La révolution chinoise voit se dessiner deux voies: L'une est qu'elle soit dirigée par le prolétariat, de façon à ce que nous puissions atteindre l'objectif de la révolution; l'autre est qu'elle soit dirigée par la bourgeoisie, et donc que cette dernière trahisse la révolution sur la route. Et bien que nous puissions coopérer avec la bourgeoisie à l'heure actuelle, nous devons néanmoins saisir la direction du pouvoir.

Cependant, tous les membres du Bureau d'Extrême-Orient de la III Internationale résidant à Shanghai se sont unanimement opposés à mon opinion, affirmant qu'une telle opinion inciterait nos camarades à s'opposer trop tôt à la bourgeoisie.

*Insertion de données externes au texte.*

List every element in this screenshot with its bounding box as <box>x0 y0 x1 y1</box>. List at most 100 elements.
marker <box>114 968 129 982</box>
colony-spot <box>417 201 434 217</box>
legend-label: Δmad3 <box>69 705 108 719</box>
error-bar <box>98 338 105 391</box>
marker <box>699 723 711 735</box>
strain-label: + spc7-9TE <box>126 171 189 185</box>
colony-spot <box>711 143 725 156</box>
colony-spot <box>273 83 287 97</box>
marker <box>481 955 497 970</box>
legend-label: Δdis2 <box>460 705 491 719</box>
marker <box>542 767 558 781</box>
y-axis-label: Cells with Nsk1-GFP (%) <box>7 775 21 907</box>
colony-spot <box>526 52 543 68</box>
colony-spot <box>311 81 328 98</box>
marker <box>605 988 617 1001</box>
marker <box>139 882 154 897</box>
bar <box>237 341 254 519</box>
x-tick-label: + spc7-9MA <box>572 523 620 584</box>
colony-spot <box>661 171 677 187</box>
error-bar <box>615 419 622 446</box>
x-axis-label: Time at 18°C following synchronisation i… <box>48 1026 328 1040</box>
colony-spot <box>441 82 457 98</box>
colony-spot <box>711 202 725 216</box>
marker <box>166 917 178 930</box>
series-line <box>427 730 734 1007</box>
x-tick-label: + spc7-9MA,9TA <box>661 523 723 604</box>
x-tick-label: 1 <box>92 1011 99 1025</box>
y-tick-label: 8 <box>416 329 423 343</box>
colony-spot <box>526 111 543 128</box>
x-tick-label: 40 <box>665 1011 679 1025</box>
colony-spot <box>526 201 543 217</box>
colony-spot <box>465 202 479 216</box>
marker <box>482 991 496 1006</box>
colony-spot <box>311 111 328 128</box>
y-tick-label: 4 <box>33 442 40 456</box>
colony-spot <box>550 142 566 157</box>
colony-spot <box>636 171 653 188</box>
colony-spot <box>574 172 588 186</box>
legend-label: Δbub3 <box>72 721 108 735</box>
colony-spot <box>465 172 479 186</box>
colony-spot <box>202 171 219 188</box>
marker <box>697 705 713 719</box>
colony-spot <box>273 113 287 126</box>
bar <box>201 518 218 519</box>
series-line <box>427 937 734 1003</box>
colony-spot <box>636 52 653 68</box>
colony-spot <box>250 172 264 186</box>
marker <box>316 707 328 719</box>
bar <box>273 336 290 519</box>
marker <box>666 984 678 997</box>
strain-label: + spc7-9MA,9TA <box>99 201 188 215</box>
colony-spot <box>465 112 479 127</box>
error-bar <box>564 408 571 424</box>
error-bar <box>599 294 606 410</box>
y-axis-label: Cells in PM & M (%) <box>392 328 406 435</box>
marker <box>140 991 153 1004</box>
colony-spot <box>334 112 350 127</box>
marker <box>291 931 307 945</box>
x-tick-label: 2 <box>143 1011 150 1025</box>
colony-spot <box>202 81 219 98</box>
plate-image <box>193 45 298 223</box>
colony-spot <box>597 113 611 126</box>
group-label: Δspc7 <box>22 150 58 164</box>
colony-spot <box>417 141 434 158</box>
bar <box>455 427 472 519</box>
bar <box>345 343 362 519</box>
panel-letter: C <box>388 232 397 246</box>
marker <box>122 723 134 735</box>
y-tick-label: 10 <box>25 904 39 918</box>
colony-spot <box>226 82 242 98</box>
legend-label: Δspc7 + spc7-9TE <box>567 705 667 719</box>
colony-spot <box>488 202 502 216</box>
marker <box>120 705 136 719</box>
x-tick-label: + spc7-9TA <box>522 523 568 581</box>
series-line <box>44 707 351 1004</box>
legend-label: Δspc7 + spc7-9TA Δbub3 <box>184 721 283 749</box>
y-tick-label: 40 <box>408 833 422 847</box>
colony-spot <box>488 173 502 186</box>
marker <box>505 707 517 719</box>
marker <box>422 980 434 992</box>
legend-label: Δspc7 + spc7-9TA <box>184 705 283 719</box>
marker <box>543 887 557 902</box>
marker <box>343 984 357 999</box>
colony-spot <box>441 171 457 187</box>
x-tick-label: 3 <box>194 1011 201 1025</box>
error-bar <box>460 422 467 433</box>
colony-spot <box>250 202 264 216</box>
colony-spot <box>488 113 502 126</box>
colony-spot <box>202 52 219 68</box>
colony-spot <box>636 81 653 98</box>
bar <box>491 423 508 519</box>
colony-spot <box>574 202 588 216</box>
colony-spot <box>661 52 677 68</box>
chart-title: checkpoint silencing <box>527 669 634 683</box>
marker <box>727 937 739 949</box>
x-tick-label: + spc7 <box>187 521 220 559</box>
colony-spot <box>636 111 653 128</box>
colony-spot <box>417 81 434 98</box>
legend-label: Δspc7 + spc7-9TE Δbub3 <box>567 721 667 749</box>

En outre, ont-ils déclaré, si le soulèvement de Shanghai réussit, le direction du pouvoir devra appartenir à la bourgeoisie, et qu'il n'était pas nécessaire d’y faire participer des délégués des travailleurs. À ce moment-là, j'ai à nouveau retirer mon opinion à cause de leurs critiques.

  1. Staline à déclaré :
    « La politique des bolcheviks en 1905 était-elle correcte ? Oui, elle était correct. Mais pourquoi, alors qu’il existait des soviets et la politique correcte des bolcheviks, mais pourtant la révolution de 1905 n’a pas pu réussir? En fait, le pouvoir des reliques féodales et du gouvernement despotique était plus fort que celui du mouvement révolutionnaire. Ne pouvons-nous pas dire que la politique du Parti communiste chinois n'a pas amélioré la puissance de combat du prolétariat, rendu les relations entre le prolétariat et les larges masses plus intimes et accru le prestige du prolétariat parmi les masses? De toute évidence, nous ne pouvons pas le dire. » La politique correcte, bien sûr, n'est pas la seule garantie de succès, mais une politique erronée est la principale garantie d'échec. Si nous pensons que le pouvoir de l'ennemi est plus fort bien qu'il y ait une politique correcte, et donc que la révolution ne peut pas réussir, alors l'échec de la révolution russe en 1905 et l'échec de la révolution chinoise en 1927, et tous les autres échecs du mouvement révolutionnaire des travailleurs, sont prédestinés. Je ne veux pas que Staline défende le Parti chinois comme ça, et je suis encore plus réticent à me défendre avec les paroles de Staline.